Mortgage rate forecasts suggest the overnight policy rate might fall further to 2.25 % by the end of 2025 .
Because variable-rate mortgages track the bank prime rate, which is directly influenced by the BoC’s policy rate, a rate cut would generally lead to lower interest costs for borrowers. Monthly payments could decrease or more of your payment would go toward principal rather than interest.
Fixed-rate mortgages won’t immediately change for existing borrowers. However, new mortgage offers and refinancing rates could respond. As expectations for rate cuts grow, lenders often price fixed mortgages more competitively — particularly for shorter fixed terms or special promos.
Borrowers renewing their mortgage or seeking to refinance should watch closely. A rate cut in October could mean better offers, especially if their renewal or refinancing occurs shortly after the BoC decision.
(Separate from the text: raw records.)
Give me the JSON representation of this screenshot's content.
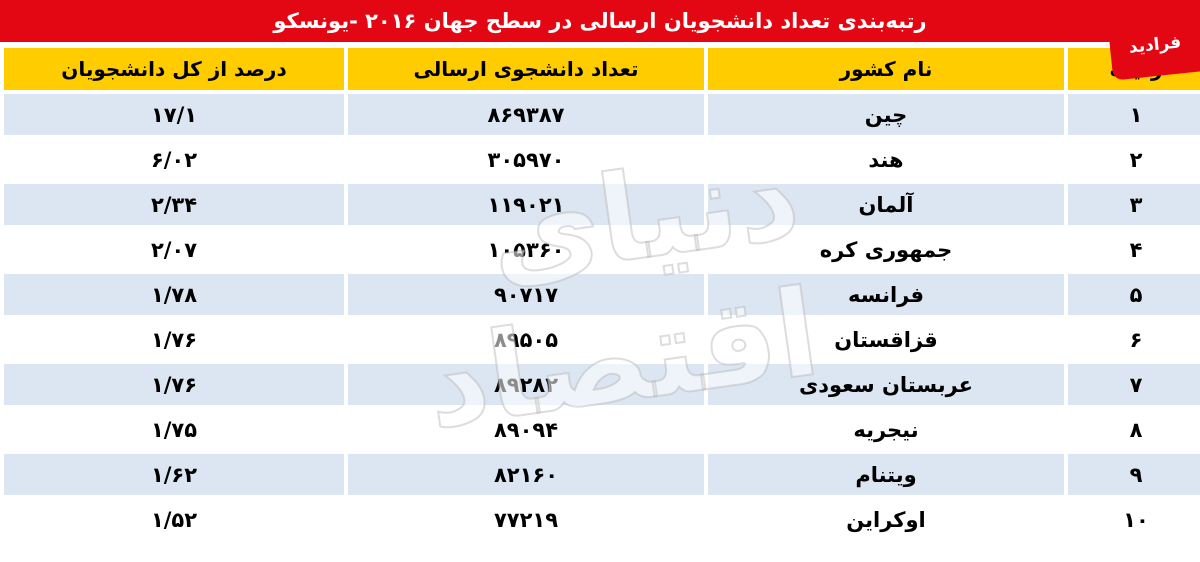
{
  "title": "رتبه‌بندی تعداد دانشجویان ارسالی در سطح جهان ۲۰۱۶ -یونسکو",
  "logo_text": "فرادید",
  "watermark_text": "دنیای اقتصاد",
  "headers": {
    "rank": "ردیف",
    "country": "نام کشور",
    "students": "تعداد دانشجوی ارسالی",
    "percent": "درصد از کل دانشجویان"
  },
  "rows": [
    {
      "rank": "۱",
      "country": "چین",
      "students": "۸۶۹۳۸۷",
      "percent": "۱۷/۱"
    },
    {
      "rank": "۲",
      "country": "هند",
      "students": "۳۰۵۹۷۰",
      "percent": "۶/۰۲"
    },
    {
      "rank": "۳",
      "country": "آلمان",
      "students": "۱۱۹۰۲۱",
      "percent": "۲/۳۴"
    },
    {
      "rank": "۴",
      "country": "جمهوری کره",
      "students": "۱۰۵۳۶۰",
      "percent": "۲/۰۷"
    },
    {
      "rank": "۵",
      "country": "فرانسه",
      "students": "۹۰۷۱۷",
      "percent": "۱/۷۸"
    },
    {
      "rank": "۶",
      "country": "قزاقستان",
      "students": "۸۹۵۰۵",
      "percent": "۱/۷۶"
    },
    {
      "rank": "۷",
      "country": "عربستان سعودی",
      "students": "۸۹۲۸۲",
      "percent": "۱/۷۶"
    },
    {
      "rank": "۸",
      "country": "نیجریه",
      "students": "۸۹۰۹۴",
      "percent": "۱/۷۵"
    },
    {
      "rank": "۹",
      "country": "ویتنام",
      "students": "۸۲۱۶۰",
      "percent": "۱/۶۲"
    },
    {
      "rank": "۱۰",
      "country": "اوکراین",
      "students": "۷۷۲۱۹",
      "percent": "۱/۵۲"
    }
  ],
  "colors": {
    "title_bg": "#e30613",
    "header_bg": "#ffcc00",
    "row_shaded": "#dce6f3",
    "row_plain": "#ffffff"
  }
}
A cut often boosts affordability and may stimulate demand, especially among first-time buyers. Conversely, if the BoC holds instead of cutting, mortgage rates might remain elevated for some time, constraining buying power.
Lock in a rate hold in advance: Some lenders allow you to secure today’s rate while awaiting the decision.
Flexible or shorter-term fixed: Opting for 2- or 3-year fixed terms gives you room to adjust if rates fall further.
Split (hybrid) mortgages: Part fixed, part variable — to balance security with upside.
Get renewal or refinance quotes early: Having multiple offers ready allows you to act quickly after the BoC decision.
Stress-test your budget: Ensure you can handle payments if rates don’t move as expected.